In this paper, we construct a pipeline to investigate heuristic diversification strategies in asset allocation. We use machine learning concepts (“explainable AI”) to compare the robustness of different strategies and back out implicit rules for decision making. In a first step, we augment the asset universe (the empirical dataset) with a range of scenarios generated with a block bootstrap from the empirical dataset. Second, we backtest the candidate strategies over a long period of time, checking their performance variability. Third, we use XGBoost as a regression model to connect the difference between the measured performances between two strategies to a pool of statistical features of the portfolio universe tailored to the investigated strategy. Finally, we employ the concept of Shapley values to extract the relationships that the model could identify between the portfolio characteristics and the statistical properties of the asset universe.

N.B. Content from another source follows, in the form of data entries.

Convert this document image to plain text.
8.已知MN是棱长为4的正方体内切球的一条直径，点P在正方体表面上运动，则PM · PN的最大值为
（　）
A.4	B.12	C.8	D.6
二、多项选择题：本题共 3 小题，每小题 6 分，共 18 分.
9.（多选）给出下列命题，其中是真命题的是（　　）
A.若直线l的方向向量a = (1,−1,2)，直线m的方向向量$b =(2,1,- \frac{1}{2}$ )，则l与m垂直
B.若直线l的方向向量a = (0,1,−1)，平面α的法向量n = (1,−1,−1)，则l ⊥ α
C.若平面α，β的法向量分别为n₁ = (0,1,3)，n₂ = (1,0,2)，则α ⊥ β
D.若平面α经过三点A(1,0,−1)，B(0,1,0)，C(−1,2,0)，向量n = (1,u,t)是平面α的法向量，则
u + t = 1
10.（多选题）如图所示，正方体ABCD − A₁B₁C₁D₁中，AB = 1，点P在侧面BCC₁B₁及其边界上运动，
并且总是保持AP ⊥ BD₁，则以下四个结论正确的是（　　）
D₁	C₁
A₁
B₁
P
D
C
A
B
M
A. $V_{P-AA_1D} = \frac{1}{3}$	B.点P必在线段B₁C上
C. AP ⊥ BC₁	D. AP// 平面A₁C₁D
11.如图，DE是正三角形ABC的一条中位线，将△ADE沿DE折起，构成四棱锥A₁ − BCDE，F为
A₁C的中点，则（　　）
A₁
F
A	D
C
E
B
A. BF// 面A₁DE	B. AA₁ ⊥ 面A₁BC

We test this pipeline for studying risk-parity strategies with a volatility target, and in particular, comparing the machine learning-driven Hierarchical Risk Parity (HRP) to the classical Equal Risk Contribution (ERC) strategy. In the augmented dataset built from a multi-asset investment universe of commodities, equities and fixed income futures, we find that HRP better matches the volatility target, and shows better risk-adjusted performances. Finally, we train XGBoost to learn the difference between the realized Calmar ratios of HRP and ERC and extract explanations. The explanations provide fruitful ex-post indications of the connection between the statistical properties of the universe and the strategy performance in the training set. For example, the model confirms that features addressing the hierarchical properties of the universe are connected to the relative performance of HRP respect to ERC.